520   Perfido! Tu lo sai
 se in premio un tradimento
 io meritai da te.
 
    E qual sarà tormento,
 anime innamorate,
525se questo mio non è? (Parte)
 
 SCENA XVIII
 
 ENEA solo
 
 ENEA
 E soffrirò che sia
 sì barbara mercede
 premio della tua fede, anima mia!
 Tanto amor, tanti doni...
530Ah! Pria ch’io t’abbandoni,
 pera l’Italia, il mondo;
 resti in obblio profondo
 la mia fama sepolta;
 vada in cenere Troia un’altra volta.
535Ah che dissi!

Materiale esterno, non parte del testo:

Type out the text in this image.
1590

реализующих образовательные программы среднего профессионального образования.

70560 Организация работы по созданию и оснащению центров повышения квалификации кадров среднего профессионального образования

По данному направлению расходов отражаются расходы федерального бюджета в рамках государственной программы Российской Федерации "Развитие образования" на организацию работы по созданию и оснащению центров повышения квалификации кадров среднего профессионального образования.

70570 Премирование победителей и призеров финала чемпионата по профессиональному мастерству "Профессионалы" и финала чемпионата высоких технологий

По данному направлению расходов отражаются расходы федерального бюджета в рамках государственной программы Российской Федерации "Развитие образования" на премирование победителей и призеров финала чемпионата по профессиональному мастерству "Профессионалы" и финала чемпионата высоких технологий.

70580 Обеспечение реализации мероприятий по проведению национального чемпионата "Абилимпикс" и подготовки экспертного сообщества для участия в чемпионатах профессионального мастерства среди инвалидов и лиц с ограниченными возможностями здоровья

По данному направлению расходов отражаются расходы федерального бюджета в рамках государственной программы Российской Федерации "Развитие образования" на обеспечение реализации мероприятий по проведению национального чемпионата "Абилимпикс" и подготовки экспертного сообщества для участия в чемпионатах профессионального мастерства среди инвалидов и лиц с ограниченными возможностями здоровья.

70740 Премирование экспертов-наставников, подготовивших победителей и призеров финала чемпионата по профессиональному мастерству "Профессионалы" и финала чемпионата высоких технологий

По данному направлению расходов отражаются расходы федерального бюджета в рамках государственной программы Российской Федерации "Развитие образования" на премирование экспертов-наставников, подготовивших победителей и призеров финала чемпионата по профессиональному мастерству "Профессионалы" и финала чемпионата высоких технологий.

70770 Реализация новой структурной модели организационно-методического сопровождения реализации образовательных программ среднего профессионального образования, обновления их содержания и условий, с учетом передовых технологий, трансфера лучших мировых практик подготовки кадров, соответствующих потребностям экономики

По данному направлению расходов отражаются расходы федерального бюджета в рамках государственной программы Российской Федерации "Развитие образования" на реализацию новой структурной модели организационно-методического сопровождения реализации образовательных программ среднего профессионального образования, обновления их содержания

Alle mie
 amorose follie,
 gran genitor, perdona; io n’ho rossore.
 Non fu Enea che parlò, lo disse amore.
 Si parta... E l’empio moro
540stringerà il mio tesoro?
 No... Ma sarà frattanto
 al proprio genitor spergiuro il figlio?
 Padre, amor, gelosia, numi, consiglio!
 
    Se resto sul lido,
545se sciolgo le vele,
 infido, crudele
 mi sento chiamar.
 
    E intanto, confuso
 nel dubbio funesto,
550non parto, non resto
 ma provo il martire
 che avrei nel partire,
 che avrei nel restar. (Parte)
 
 Fine dell’atto primo
 
 
 ATTO SECONDO
 
 SCENA PRIMA
 
 Appartamenti reali con tavolino e sedia.
 
 SELENE ed ARASPE
 
 SELENE
 Chi fu che all’inumano
555disciolse le catene?
 ARASPE
 A me, bella Selene, il chiedi invano.
 Io prigioniero e reo,
 libero ed innocente in un momento
 sciolto mi vedo e sento
560fra’ lacci il mio signor; il passo muovo
 a suo pro nella reggia e vel ritrovo.
 SELENE
 Ah contro Enea v’è qualche frode ordita.
 Difendi la sua vita.
 ARASPE
                                      È mio nemico;
 pur se brami che Araspe
565dall’insidie il difenda,
 tel prometto; sin qui
 l’onor mio nol contrasta;
 ma ti basti così.
 SELENE
                                Così mi basta. (In atto di partire)
 ARASPE
 Ah non toglier sì tosto
570il piacer di mirarti agli occhi miei.
 SELENE
 Perché?
 ARASPE
                  Tacer dovrei ch’io sono amante;
 ma reo del mio delitto è il tuo sembiante.
 SELENE
 Araspe, il tuo valore,
 il volto tuo, la tua virtù mi piace;
575ma già pena il mio cor per altra face.
 ARASPE
 Quanto son sventurato!
 SELENE
                                             È più Selene.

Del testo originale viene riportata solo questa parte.